Structure‐guided engineering of oleate hydratase for the synthesis of small chiral alcohols without decoy molecule

Abstract

Small and chiral secondary alcohols are sought‐after compounds that are frequently used in the synthesis of biologically active compounds. However, their stereochemically correct synthesis remains a challenge for the chemical industry. Synthetic routes are restrained by multiple steps and thus low atom efficiency. Here we employ engineered variants from the oleate hydratase from E. meningoseptica to produce chiral C5‐C8 secondary alcohols within a single step.
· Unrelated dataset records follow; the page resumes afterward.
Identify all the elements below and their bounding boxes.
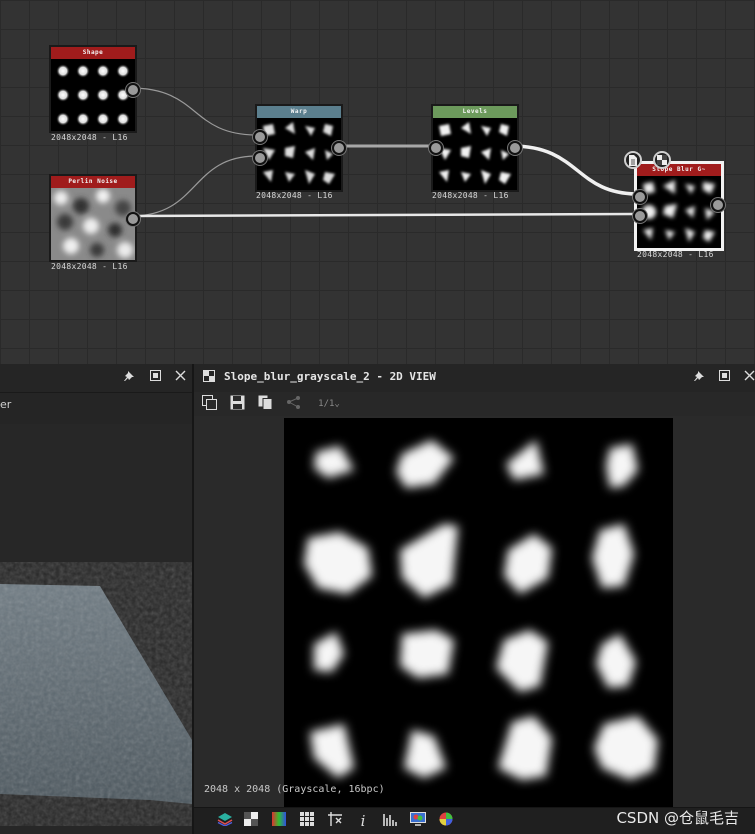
warp-input-port-2[interactable] bbox=[253, 151, 267, 165]
wire-perlin-to-slopeblur bbox=[130, 212, 639, 218]
document-icon[interactable] bbox=[624, 151, 642, 169]
2d-view-icon bbox=[201, 370, 217, 386]
slope-blur-node[interactable]: Slope Blur G~ bbox=[633, 161, 725, 251]
maximize-icon[interactable] bbox=[147, 370, 163, 386]
node-graph-canvas[interactable]: Shape 2048x2048 - L16 Perlin Noise 2048x… bbox=[0, 0, 755, 364]
warp-thumbnail bbox=[257, 118, 341, 190]
shape-resolution: 2048x2048 - L16 bbox=[51, 133, 128, 142]
warp-input-port-1[interactable] bbox=[253, 130, 267, 144]
slope-blur-input-port-2[interactable] bbox=[633, 209, 647, 223]
2d-view-title: Slope_blur_grayscale_2 - 2D VIEW bbox=[224, 370, 436, 383]
pin-icon[interactable] bbox=[692, 370, 708, 386]
levels-thumbnail bbox=[433, 118, 517, 190]
wire-shape-to-warp bbox=[130, 87, 258, 136]
slope-blur-resolution: 2048x2048 - L16 bbox=[637, 250, 714, 259]
watermark-text: CSDN @仓鼠毛吉 bbox=[616, 809, 739, 827]
tiling-icon[interactable] bbox=[326, 812, 344, 830]
slope-blur-output-image bbox=[284, 418, 673, 808]
maximize-icon[interactable] bbox=[716, 370, 732, 386]
node-title: Slope Blur G~ bbox=[637, 164, 721, 176]
2d-view-toolbar: 1/1⌄ bbox=[194, 392, 755, 416]
2d-view-titlebar: Slope_blur_grayscale_2 - 2D VIEW bbox=[194, 364, 755, 393]
fit-view-icon[interactable] bbox=[200, 395, 218, 413]
node-title: Warp bbox=[257, 106, 341, 118]
left-panel-titlebar bbox=[0, 364, 192, 393]
left-panel-label: er bbox=[0, 398, 12, 411]
grid-icon[interactable] bbox=[298, 812, 316, 830]
wire-levels-to-slopeblur bbox=[511, 144, 639, 196]
close-icon[interactable] bbox=[172, 370, 188, 386]
node-title: Perlin Noise bbox=[51, 176, 135, 188]
node-title: Levels bbox=[433, 106, 517, 118]
2d-view-panel: Slope_blur_grayscale_2 - 2D VIEW 1/1⌄ 20… bbox=[194, 364, 755, 834]
color-wheel-icon[interactable] bbox=[437, 812, 455, 830]
levels-input-port[interactable] bbox=[429, 141, 443, 155]
color-channels-icon[interactable] bbox=[270, 812, 288, 830]
layers-icon[interactable] bbox=[216, 812, 234, 830]
zoom-select[interactable]: 1/1⌄ bbox=[314, 395, 344, 413]
slope-blur-input-port-1[interactable] bbox=[633, 190, 647, 204]
slope-blur-thumbnail bbox=[637, 176, 721, 248]
info-icon[interactable]: i bbox=[354, 812, 372, 830]
close-icon[interactable] bbox=[741, 370, 755, 386]
slope-blur-output-port[interactable] bbox=[711, 198, 725, 212]
3d-viewport[interactable] bbox=[0, 424, 192, 834]
image-info: 2048 x 2048 (Grayscale, 16bpc) bbox=[204, 784, 385, 795]
histogram-icon[interactable] bbox=[381, 812, 399, 830]
zoom-select-value: 1/1 bbox=[318, 399, 335, 409]
levels-output-port[interactable] bbox=[508, 141, 522, 155]
shape-node[interactable]: Shape bbox=[49, 45, 140, 133]
save-icon[interactable] bbox=[228, 395, 246, 413]
checker-icon[interactable] bbox=[242, 812, 260, 830]
display-icon[interactable] bbox=[409, 812, 427, 830]
perlin-thumbnail bbox=[51, 188, 135, 260]
levels-resolution: 2048x2048 - L16 bbox=[432, 191, 509, 200]
perlin-resolution: 2048x2048 - L16 bbox=[51, 262, 128, 271]
wire-perlin-to-warp bbox=[130, 155, 258, 217]
2d-texture-viewport[interactable] bbox=[284, 418, 673, 808]
warp-resolution: 2048x2048 - L16 bbox=[256, 191, 333, 200]
pin-icon[interactable] bbox=[122, 370, 138, 386]
checker-preview-icon[interactable] bbox=[653, 151, 671, 169]
3d-view-panel: er bbox=[0, 364, 194, 834]
chevron-down-icon: ⌄ bbox=[334, 399, 340, 409]
warp-output-port[interactable] bbox=[332, 141, 346, 155]
node-title: Shape bbox=[51, 47, 135, 59]
shape-output-port[interactable] bbox=[126, 83, 140, 97]
perlin-output-port[interactable] bbox=[126, 212, 140, 226]
perlin-noise-node[interactable]: Perlin Noise bbox=[49, 174, 140, 262]
warp-node[interactable]: Warp bbox=[253, 104, 346, 192]
shape-thumbnail bbox=[51, 59, 135, 131]
levels-node[interactable]: Levels bbox=[429, 104, 522, 192]
copy-icon[interactable] bbox=[256, 395, 274, 413]
share-icon bbox=[284, 395, 302, 413]
2d-view-statusbar: i CSDN @仓鼠毛吉 bbox=[194, 807, 755, 834]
First, we established a two‐phase system (2‐PS) to trap the volatile substrates/products which facilitated semi‐rational mutagenesis in the active site and tunnel of the enzyme. These efforts led to variants with an up to 20‐fold increase in catalytic activity and >99% ee , notably, without the use of a decoy molecule. Computational analysis indicated structural changes in the tunnel radius, ligand transport and energy profiles, which gave us hints to explain the enhanced performance of the variants. Interestingly, scaling up the reaction volume demonstrated significant increases in product concentrations, leading up to a 100‐fold increase in comparison to the current benchmark. This new 2‐PS and the engineered enzyme variants offer a promising approach for a scalable, asymmetric hydration of small unactivated alkenes, which would drastically ease the access to chiral alcohol‐based pheromones or drugs.